Der Goldfasan – als er zuletzt in der Libanonstraße gesichtet wurde. Foto: 7aktuell.de/Andreas Werner

Ein bunter Vogel geht auf Entdeckungstour durch Stuttgart – und ruft so die Feuerwehr auf den Plan. Der Fasan traut den Wehrmännern aber gar nicht.
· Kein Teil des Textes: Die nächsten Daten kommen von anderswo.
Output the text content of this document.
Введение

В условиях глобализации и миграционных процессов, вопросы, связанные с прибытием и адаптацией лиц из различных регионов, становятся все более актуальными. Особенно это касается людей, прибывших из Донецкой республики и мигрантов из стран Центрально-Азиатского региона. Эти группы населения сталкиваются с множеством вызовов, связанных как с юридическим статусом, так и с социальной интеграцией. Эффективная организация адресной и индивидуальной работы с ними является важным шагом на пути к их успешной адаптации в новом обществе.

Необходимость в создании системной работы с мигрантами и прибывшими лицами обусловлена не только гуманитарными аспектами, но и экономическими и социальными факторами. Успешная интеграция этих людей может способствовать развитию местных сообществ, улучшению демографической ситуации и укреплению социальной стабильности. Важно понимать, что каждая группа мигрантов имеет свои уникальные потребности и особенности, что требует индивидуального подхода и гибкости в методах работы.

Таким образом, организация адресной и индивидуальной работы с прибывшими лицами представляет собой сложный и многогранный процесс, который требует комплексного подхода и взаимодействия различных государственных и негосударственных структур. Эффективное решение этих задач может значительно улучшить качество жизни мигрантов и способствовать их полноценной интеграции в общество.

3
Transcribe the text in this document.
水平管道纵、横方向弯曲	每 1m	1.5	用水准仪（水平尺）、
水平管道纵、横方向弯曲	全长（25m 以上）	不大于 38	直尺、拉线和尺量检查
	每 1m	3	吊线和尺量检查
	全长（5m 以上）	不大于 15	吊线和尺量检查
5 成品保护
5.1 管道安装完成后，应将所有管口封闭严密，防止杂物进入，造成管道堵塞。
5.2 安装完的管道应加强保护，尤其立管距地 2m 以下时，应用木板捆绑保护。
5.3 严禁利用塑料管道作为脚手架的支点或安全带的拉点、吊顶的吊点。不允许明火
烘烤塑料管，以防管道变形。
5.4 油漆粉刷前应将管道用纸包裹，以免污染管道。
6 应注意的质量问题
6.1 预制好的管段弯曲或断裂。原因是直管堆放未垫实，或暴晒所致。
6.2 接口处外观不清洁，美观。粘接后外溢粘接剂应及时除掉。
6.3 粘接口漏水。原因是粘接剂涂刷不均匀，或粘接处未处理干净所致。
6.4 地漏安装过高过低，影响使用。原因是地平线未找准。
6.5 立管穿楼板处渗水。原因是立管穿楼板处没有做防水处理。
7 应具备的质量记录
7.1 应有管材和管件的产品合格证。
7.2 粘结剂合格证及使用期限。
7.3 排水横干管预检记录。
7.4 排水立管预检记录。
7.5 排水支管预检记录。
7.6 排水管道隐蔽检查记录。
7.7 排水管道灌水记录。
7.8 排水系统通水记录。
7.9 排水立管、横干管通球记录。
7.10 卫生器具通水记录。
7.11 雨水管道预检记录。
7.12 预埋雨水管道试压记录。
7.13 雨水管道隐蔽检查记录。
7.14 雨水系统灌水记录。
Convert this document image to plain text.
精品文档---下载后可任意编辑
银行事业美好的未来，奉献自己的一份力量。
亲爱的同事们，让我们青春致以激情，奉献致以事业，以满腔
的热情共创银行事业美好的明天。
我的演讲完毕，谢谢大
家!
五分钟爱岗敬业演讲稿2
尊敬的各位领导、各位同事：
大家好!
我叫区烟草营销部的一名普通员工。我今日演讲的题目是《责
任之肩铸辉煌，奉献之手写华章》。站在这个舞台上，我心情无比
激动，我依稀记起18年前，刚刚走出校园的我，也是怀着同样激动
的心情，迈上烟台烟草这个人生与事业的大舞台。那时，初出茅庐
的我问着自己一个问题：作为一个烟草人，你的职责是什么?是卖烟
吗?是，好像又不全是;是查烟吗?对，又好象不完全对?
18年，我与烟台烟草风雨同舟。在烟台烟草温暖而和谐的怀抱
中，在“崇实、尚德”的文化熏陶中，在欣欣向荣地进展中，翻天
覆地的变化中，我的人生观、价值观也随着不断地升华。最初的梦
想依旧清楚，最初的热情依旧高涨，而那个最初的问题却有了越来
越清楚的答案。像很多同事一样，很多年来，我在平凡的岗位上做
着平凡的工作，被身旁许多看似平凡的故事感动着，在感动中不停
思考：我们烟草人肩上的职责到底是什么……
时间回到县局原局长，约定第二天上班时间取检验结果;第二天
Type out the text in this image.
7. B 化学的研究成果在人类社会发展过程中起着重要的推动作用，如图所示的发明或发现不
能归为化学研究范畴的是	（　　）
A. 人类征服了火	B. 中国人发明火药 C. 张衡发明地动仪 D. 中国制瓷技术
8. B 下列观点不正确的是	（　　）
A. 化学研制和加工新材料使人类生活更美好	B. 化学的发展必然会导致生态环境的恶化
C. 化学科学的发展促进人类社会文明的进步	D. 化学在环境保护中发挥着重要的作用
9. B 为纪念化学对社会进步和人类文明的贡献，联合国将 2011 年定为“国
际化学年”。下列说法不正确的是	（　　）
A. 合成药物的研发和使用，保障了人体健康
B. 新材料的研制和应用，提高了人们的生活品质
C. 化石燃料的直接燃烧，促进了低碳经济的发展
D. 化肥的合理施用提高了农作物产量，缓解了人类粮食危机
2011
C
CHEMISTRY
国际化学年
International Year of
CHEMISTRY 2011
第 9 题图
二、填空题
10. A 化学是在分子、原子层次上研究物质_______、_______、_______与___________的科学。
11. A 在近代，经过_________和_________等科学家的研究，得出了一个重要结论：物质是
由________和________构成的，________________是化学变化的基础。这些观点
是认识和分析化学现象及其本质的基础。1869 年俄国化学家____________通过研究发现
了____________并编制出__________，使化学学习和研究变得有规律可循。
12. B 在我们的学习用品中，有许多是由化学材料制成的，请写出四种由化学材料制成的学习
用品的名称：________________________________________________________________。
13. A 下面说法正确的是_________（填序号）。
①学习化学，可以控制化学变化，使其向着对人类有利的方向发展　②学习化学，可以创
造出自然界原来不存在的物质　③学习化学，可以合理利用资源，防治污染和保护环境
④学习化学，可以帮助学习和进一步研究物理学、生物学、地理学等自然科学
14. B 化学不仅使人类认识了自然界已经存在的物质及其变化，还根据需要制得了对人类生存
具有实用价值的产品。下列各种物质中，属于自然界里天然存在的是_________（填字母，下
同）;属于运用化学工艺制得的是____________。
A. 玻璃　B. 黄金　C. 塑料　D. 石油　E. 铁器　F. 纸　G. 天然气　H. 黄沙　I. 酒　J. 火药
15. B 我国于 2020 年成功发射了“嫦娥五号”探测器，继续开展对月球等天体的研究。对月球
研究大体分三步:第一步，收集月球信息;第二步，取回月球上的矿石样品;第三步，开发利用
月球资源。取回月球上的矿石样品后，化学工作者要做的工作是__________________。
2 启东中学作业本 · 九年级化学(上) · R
Stuttgart - Wir wissen nicht, aus welcher Voliere dieser Vogel entflohen ist. Ganz sicher nicht aus einem Fürstenhaus, wie das dereinst im Barock das übliche Domizil war. Vielleicht erkennt ihn der unbekannte Besitzer auch so wieder, der vielleicht schon Flugblätter zur Fahndung ausgehängt hat. Der farbenprächtige Vogel – man sagt, es handele sich um einen Goldfasan – hat jedenfalls die Stuttgarter Feuerwehr am Montagabend im Stuttgarter Osten gehörig in Atem gehalten.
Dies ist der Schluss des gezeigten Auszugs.